THEATRE
Stay Woke ★★★★
Malthouse until March 13
Here is a comedy from a young playwright who can reflect the inner-suburban, bourgeois milieu of late Millennials (and early Generation Z) with the same authenticity and ear-to-the-ground frisson as David Williamson taking a mirror to the Boomers.
Dushan Philips and Brooke Lee play a woke-to-the-core couple.Credit:Phoebe Powell
For twentysomething Australians who’ve put their youth on hold through two years of lockdowns, a play as mordant and savvy as Aran Thangaratnam’s Stay Woke will be hugely appealing.
Kaivu Suvarna and Rose Adams play young lovers.Credit:Phoebe Powell
Every generation grows up with a sense of tribalism. It’s an act of social imagination repeated and renewed in perpetuity, and theatre plays an active role in its development.

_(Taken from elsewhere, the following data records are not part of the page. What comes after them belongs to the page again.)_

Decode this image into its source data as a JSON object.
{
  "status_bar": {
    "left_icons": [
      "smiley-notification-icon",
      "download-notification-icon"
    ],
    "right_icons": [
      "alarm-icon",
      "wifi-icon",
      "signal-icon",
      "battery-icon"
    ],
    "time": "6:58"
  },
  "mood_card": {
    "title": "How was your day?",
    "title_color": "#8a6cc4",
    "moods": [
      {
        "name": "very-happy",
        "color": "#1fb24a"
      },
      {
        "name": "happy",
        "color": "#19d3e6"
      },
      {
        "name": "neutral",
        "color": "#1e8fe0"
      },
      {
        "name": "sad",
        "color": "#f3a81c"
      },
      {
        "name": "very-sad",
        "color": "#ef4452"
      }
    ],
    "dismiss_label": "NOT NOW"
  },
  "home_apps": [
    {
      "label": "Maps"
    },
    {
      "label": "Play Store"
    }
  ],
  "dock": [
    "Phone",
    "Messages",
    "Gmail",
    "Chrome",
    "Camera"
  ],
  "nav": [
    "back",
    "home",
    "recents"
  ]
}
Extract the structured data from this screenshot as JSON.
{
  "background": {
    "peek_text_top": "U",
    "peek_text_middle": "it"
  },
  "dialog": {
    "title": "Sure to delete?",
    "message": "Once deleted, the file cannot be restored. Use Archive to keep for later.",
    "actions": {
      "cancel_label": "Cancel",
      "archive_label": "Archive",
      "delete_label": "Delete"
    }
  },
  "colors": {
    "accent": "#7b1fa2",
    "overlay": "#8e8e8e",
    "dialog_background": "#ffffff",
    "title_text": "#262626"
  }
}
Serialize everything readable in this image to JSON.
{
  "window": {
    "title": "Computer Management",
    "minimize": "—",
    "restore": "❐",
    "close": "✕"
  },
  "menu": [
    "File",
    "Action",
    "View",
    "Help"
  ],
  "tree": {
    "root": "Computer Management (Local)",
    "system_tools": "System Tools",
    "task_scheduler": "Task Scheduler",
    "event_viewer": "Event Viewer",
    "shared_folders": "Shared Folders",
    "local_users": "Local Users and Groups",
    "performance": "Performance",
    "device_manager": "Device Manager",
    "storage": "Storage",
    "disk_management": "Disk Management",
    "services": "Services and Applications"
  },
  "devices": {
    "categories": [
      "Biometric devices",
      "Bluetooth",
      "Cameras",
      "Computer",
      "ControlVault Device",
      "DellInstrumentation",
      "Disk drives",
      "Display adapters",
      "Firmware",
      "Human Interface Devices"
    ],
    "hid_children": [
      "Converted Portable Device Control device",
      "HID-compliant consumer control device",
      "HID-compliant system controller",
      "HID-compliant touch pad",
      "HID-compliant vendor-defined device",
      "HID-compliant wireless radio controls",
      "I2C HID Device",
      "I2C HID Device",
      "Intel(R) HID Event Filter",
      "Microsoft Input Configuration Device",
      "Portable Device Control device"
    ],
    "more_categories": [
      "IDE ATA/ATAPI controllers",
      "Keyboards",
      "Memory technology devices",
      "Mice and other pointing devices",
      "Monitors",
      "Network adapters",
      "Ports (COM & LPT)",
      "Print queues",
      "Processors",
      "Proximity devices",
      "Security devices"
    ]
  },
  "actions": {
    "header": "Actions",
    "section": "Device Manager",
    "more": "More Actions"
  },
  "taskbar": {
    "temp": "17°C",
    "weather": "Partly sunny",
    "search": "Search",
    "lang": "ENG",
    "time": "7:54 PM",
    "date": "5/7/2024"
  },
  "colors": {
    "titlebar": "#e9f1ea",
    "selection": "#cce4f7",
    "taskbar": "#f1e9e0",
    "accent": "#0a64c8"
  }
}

Thangaratnam playfully captures the lingo and mores of those coming of age in an Australia that’s more multicultural, more digital and globalised than ever. But social inequality is growing, perversely, at the same time as alertness to social injustice (with respect to race gender and sexuality, if not class) is being embedded into social codes of respectable behaviour.

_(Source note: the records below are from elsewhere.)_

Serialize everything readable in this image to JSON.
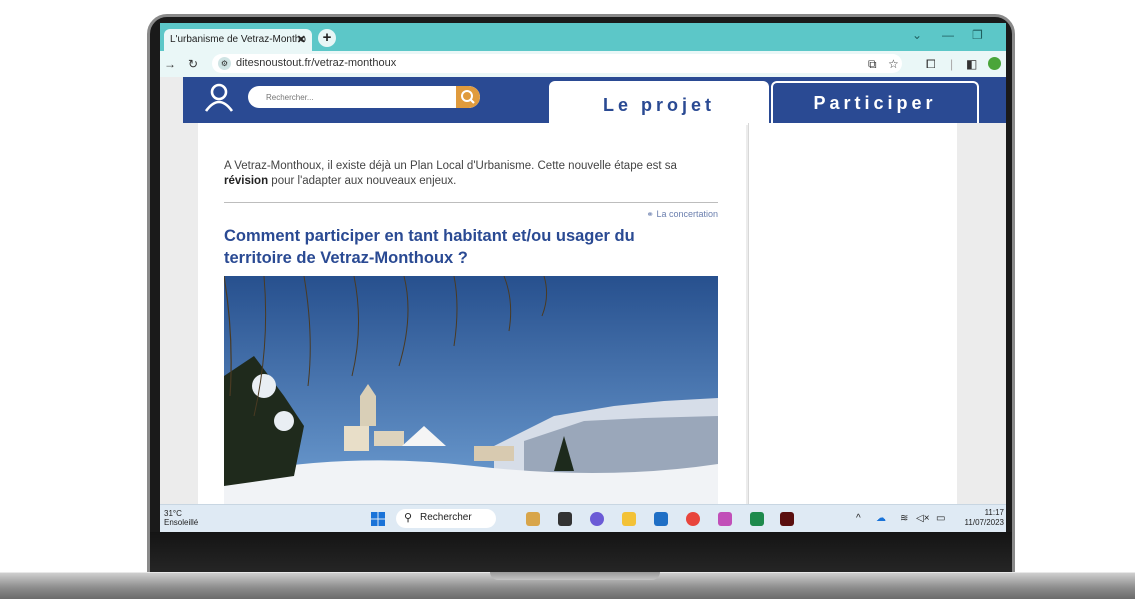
{
  "browser": {
    "tab_title": "L'urbanisme de Vetraz-Montho",
    "tab_close": "✕",
    "new_tab": "+",
    "url": "ditesnoustout.fr/vetraz-monthoux"
  },
  "site": {
    "search_placeholder": "Rechercher...",
    "tabs": [
      {
        "label": "Le projet"
      },
      {
        "label": "Participer"
      }
    ]
  },
  "article": {
    "intro_text": "A Vetraz-Monthoux, il existe déjà un Plan Local d'Urbanisme. Cette nouvelle étape est sa",
    "intro_bold": "révision",
    "intro_rest": " pour l'adapter aux nouveaux enjeux.",
    "tag": "La concertation",
    "title": "Comment participer en tant habitant et/ou usager du territoire de Vetraz-Monthoux ?"
  },
  "taskbar": {
    "weather_temp": "31°C",
    "weather_desc": "Ensoleillé",
    "search_label": "Rechercher",
    "time": "11:17",
    "date": "11/07/2023"
  }
}
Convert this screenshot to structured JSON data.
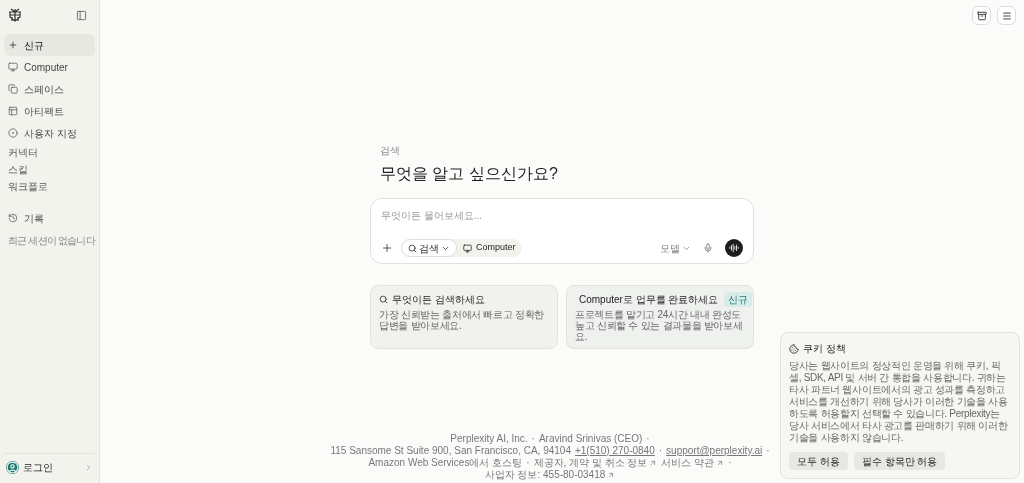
{
  "sidebar": {
    "items": [
      {
        "label": "신규",
        "kind": "nav",
        "selected": true
      },
      {
        "label": "Computer",
        "kind": "nav",
        "selected": false
      },
      {
        "label": "스페이스",
        "kind": "nav",
        "selected": false
      },
      {
        "label": "아티팩트",
        "kind": "nav",
        "selected": false
      },
      {
        "label": "사용자 지정",
        "kind": "nav",
        "selected": false
      },
      {
        "label": "커넥터",
        "kind": "sub",
        "selected": false
      },
      {
        "label": "스킬",
        "kind": "sub",
        "selected": false
      },
      {
        "label": "워크플로",
        "kind": "sub",
        "selected": false
      },
      {
        "label": "기록",
        "kind": "nav",
        "selected": false
      }
    ],
    "empty_note": "최근 세션이 없습니다",
    "login": "로그인"
  },
  "main": {
    "eyebrow": "검색",
    "heading": "무엇을 알고 싶으신가요?",
    "composer": {
      "placeholder": "무엇이든 물어보세요...",
      "mode": "검색",
      "computer": "Computer",
      "model": "모델"
    },
    "cards": [
      {
        "title": "무엇이든 검색하세요",
        "description": "가장 신뢰받는 출처에서 빠르고 정확한 답변을 받아보세요."
      },
      {
        "title": "Computer로 업무를 완료하세요",
        "badge": "신규",
        "description": "프로젝트를 맡기고 24시간 내내 완성도 높고 신뢰할 수 있는 결과물을 받아보세요."
      }
    ]
  },
  "cookie": {
    "title": "쿠키 정책",
    "body": "당사는 웹사이트의 정상적인 운영을 위해 쿠키, 픽셀, SDK, API 및 서버 간 통합을 사용합니다. 귀하는 타사 파트너 웹사이트에서의 광고 성과를 측정하고 서비스를 개선하기 위해 당사가 이러한 기술을 사용하도록 허용할지 선택할 수 있습니다. Perplexity는 당사 서비스에서 타사 광고를 판매하기 위해 이러한 기술을 사용하지 않습니다.",
    "buttons": [
      "모두 허용",
      "필수 항목만 허용"
    ]
  },
  "footer": {
    "items": [
      {
        "text": "Perplexity AI, Inc.",
        "kind": "text"
      },
      {
        "text": "·",
        "kind": "sep"
      },
      {
        "text": "Aravind Srinivas (CEO)",
        "kind": "text"
      },
      {
        "text": "·",
        "kind": "sep"
      },
      {
        "text": "115 Sansome St Suite 900, San Francisco, CA, 94104",
        "kind": "text"
      },
      {
        "text": "+1(510) 270-0840",
        "kind": "link"
      },
      {
        "text": "·",
        "kind": "sep"
      },
      {
        "text": "support@perplexity.ai",
        "kind": "link"
      },
      {
        "text": "·",
        "kind": "sep"
      },
      {
        "text": "Amazon Web Services에서 호스팅",
        "kind": "text"
      },
      {
        "text": "·",
        "kind": "sep"
      },
      {
        "text": "제공자, 계약 및 취소 정보",
        "kind": "external"
      },
      {
        "text": "서비스 약관",
        "kind": "external"
      },
      {
        "text": "·",
        "kind": "sep"
      },
      {
        "text": "사업자 정보: 455-80-03418",
        "kind": "external"
      }
    ]
  }
}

Wokeness comes to enliven – and poison – a skiing weekend at Mt Buller, where two Sri Lankan-Australian brothers Niv (Dushan Philips) and Sai (Kaivu Suvarna), and their respective partners May (Brooke Lee) and Kate (Rose Adams), have hired a chalet to cut loose.

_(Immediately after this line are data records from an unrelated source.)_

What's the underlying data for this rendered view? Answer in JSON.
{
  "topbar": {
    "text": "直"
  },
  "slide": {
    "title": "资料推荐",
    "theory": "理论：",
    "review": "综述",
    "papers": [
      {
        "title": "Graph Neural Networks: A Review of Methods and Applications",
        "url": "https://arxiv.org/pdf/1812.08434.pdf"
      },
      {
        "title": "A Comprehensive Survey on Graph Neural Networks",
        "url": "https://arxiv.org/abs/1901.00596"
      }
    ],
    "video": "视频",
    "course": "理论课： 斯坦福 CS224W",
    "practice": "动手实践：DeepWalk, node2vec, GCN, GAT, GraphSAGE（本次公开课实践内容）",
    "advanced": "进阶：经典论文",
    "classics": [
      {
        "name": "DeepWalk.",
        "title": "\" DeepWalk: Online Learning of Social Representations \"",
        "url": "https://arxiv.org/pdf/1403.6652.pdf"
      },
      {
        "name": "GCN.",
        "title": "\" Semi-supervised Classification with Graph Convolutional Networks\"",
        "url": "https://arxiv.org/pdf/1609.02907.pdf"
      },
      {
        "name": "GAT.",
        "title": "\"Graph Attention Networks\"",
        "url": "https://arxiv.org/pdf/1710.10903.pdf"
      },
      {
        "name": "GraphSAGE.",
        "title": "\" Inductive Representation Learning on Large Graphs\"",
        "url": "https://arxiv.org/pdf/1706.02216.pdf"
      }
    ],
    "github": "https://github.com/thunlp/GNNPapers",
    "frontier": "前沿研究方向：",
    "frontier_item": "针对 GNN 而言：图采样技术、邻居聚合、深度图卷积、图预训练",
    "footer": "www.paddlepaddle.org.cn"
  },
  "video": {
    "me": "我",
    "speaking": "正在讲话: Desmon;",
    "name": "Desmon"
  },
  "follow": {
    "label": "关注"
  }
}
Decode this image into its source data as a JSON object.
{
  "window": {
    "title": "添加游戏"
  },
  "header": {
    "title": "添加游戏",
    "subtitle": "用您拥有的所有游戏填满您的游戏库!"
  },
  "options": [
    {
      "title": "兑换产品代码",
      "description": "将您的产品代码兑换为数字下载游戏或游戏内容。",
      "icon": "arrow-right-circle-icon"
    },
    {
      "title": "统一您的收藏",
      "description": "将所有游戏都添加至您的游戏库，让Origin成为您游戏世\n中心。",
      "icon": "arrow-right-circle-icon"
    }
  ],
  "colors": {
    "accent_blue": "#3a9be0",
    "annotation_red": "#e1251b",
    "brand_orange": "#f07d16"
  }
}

Niv and May are woke to the core. They’re vegan, they’re queer. May is mixed-race and cheerfully nonbinary and monetises her progressiveness at a company called Privilege Guillotine, helping corporates to appear less “problematic”.
Sai is the golden child to Niv’s black sheep: he teases his older brother and as sibling rivalry resurfaces, they turn into man-children and wokeness gets weaponised.
Kate gets caught in the firing line. Anglo, unconfident and only 22, the pharmacy student unwittingly stumbles across woke-hurdles everywhere: misgendering May and triggering Niv’s white privilege alarm.
To compensate, she inspires a wild night that offers a reprieve from social difficulty, in an act of recklessness that almost goes tragically wrong.
The production is slickly designed, backed by the comically absurd spectacle of stage snow in oppressive humidity.
More unusual for the Malthouse is dramatic writing strong enough to allow magnetic and fully inhabited performances – all heightened typologies that fuel the conflict and the humour, while possessing enough nuance to remain characters you can believe in.
There’s no weak link. The ensemble is perfectly poised, though Lee’s charismatic, mischievous and easy-going May comes close to stealing the show.
Sure, Thangaratnam could toy more with form (the one bit of meta-theatre is hilarious). Yet Stay Woke is an impressive main stage debut as it stands – a fittingly up-to-the-minute start to a fresh chapter in Melbourne’s theatre history.